- Faragher/Ellerth Affirmative Defense not Available for Claims under New York City Human Rights Law
- May 17, 2010
- Law Firm: Ford Harrison LLP - Atlanta Office
In another example of New York Courts expanding employee protections under the New York City Human Rights Law (NYCHRL), in Zakrzweska v. The New School, 2010 NY Slip Op. 03709 (May 6, 2010), the New York Court of Appeals has held that the familiar Faragher/Ellerth affirmative defense to Title VII claims is not available to employers seeking to defend against claims of sexual harassment or retaliation under the NYCHRL.

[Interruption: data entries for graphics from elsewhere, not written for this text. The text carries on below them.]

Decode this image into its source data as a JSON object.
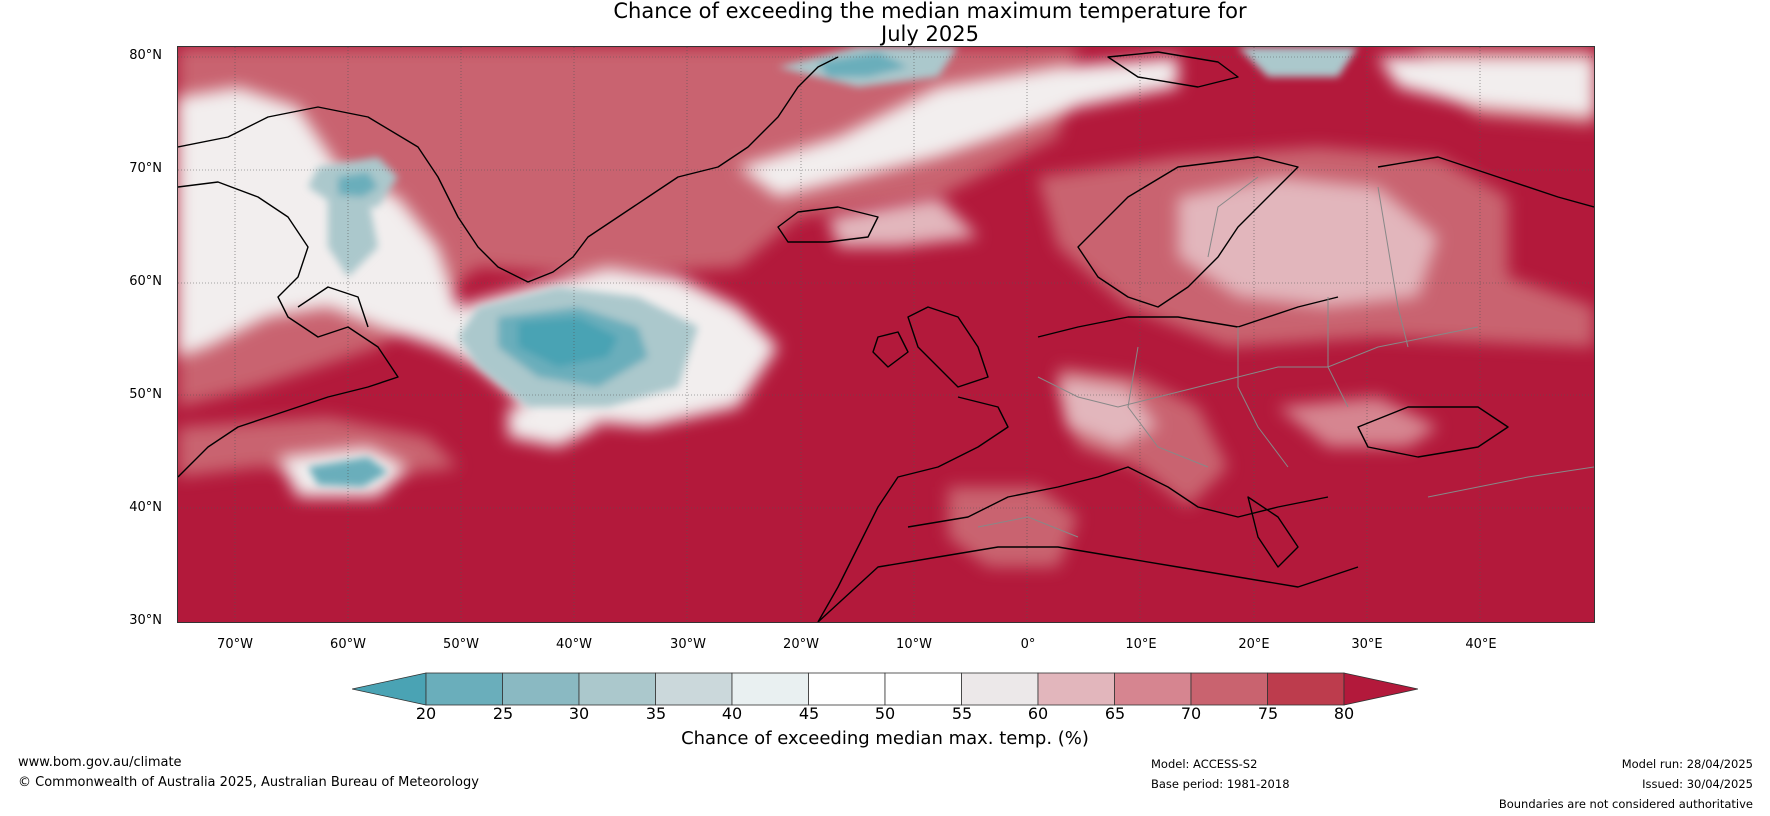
{
  "title": {
    "line1": "Chance of exceeding the median maximum temperature for",
    "line2": "July 2025"
  },
  "axes": {
    "lat_labels": [
      "80°N",
      "70°N",
      "60°N",
      "50°N",
      "40°N",
      "30°N"
    ],
    "lon_labels": [
      "70°W",
      "60°W",
      "50°W",
      "40°W",
      "30°W",
      "20°W",
      "10°W",
      "0°",
      "10°E",
      "20°E",
      "30°E",
      "40°E"
    ],
    "lat_range": [
      30,
      81
    ],
    "lon_range": [
      -75,
      50
    ]
  },
  "colorbar": {
    "title": "Chance of exceeding median max. temp. (%)",
    "ticks": [
      "20",
      "25",
      "30",
      "35",
      "40",
      "45",
      "50",
      "55",
      "60",
      "65",
      "70",
      "75",
      "80"
    ],
    "colors": [
      "#4aa3b4",
      "#6aaebb",
      "#8ab9c2",
      "#abc8cc",
      "#cbd8db",
      "#e9f0f1",
      "#ffffff",
      "#ffffff",
      "#ece8e9",
      "#e2b6bc",
      "#d68590",
      "#c9636f",
      "#bd3c4d",
      "#b3193b"
    ]
  },
  "map_colors": {
    "ocean_warm": "#b3193b",
    "ocean_mid": "#c9636f",
    "light_red": "#e2b6bc",
    "neutral": "#f2eeee",
    "cool_light": "#abc8cc",
    "cool": "#4aa3b4",
    "coast": "#000000",
    "border": "#888888"
  },
  "footer": {
    "url": "www.bom.gov.au/climate",
    "copyright": "© Commonwealth of Australia 2025, Australian Bureau of Meteorology",
    "model": "Model: ACCESS-S2",
    "base_period": "Base period: 1981-2018",
    "model_run": "Model run: 28/04/2025",
    "issued": "Issued: 30/04/2025",
    "disclaimer": "Boundaries are not considered authoritative"
  }
}
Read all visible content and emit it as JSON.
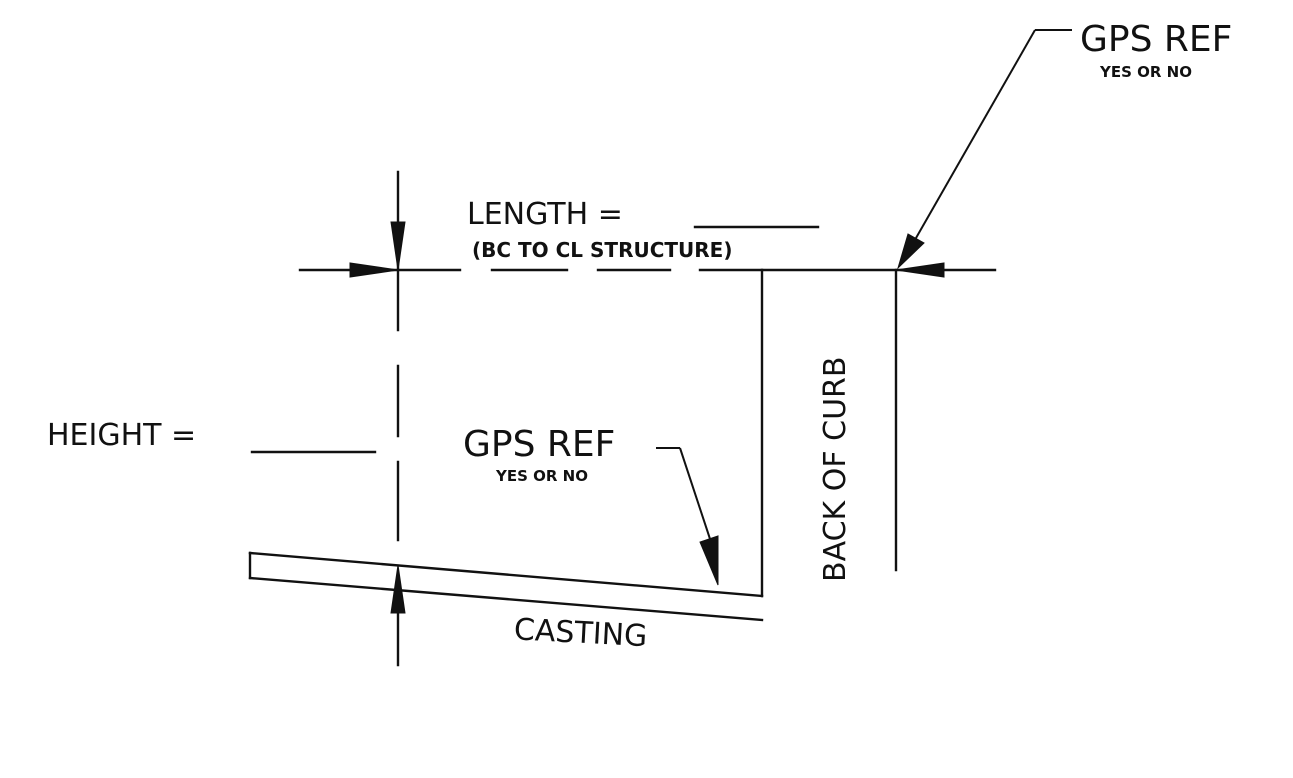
{
  "labels": {
    "gps_ref_top": "GPS REF",
    "gps_ref_top_sub": "YES OR NO",
    "length": "LENGTH =",
    "length_sub": "(BC TO CL STRUCTURE)",
    "height": "HEIGHT =",
    "gps_ref_mid": "GPS REF",
    "gps_ref_mid_sub": "YES OR NO",
    "back_of_curb": "BACK OF CURB",
    "casting": "CASTING"
  }
}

In two decisions, Faragher v. City of Boca Raton and Burlington Industries v. Ellerth, the U.S. Supreme Court afforded employers an affirmative defense to claims of sexual harassment by a supervisory employee under Title VII where the employer can demonstrate (1) no tangible employment action such as discharge, demotion or undesirable reassignment has occurred; (2) the employer exercised reasonable care to prevent and correct promptly any sexually harassing behavior; and (3) the plaintiff unreasonably failed to take advantage of any preventive or corrective actions or to otherwise avoid harm. These decisions created what is known as the "Faragher/Ellerth affirmative defense." The applicability of these defenses to claims brought under the NYCHRL remained unsettled until this decision.
In Zakrzweska, the plaintiff filed a lawsuit in the United States District Court alleging sexual harassment under federal, state and local laws. The District Court Judge dismissed the federal discrimination claims utilizing the Faragher/Ellerth affirmative defense, but found that in the absence of any legal precedent, the New York Court of Appeals would not recognize the Faragher/Ellerth affirmative defense to a claim under the NYCHRL because the NYCHRL statute provides a different standard of employer liability than Title VII. The District Court certified an interlocutory appeal to the United States Court of Appeals for the Second Circuit because of the existence of a "substantial ground for a difference of opinion" as to the open-ended question of whether the Faragher/Ellerth defense would be recognized by a New York state court applying local law. The Second Circuit in turn certified the question to the New York Court of Appeals.
The Court of Appeals, in examining the statutory language and legislative history found that the NYCHRL intended to impose strict liability on employers for acts of managers and supervisors, and that it was contrary to the purpose of the statute to provide an employer with a complete defense to a claim of harassment. The Court found that the existence of anti-discrimination policies and procedures can serve as a way to mitigate or reduce the amount of civil penalties or punitive damages, not as a bar to liability. As such, the Court of Appeals answered the certified question in the negative, and held that the Faragher/Ellerth affirmative defense was not available to claims under the NYCHRL.
The Zakrzweska decision is the latest in a series of recent state court decisions that have held that the NYCHRL should be interpreted liberally and broadly, and that courts should not analyze claims under Title VII and the NYCHRL using the same standards.
Employers' Bottom Line:
Although employers who are subject to the jurisdiction of the NYCHRL may no longer rely on the Faragher/Ellerth affirmative defense as a way to escape liability, they must continue to implement and train employees on anti-harassment policies and complaint procedures, and conduct prompt and thorough investigations, as they provide a basis for the mitigation of damages. The affirmative defense still remains available to employers defending against claims under Title VII and has been recognized by lower state courts as a defense to claims under the New York State Human Rights Law.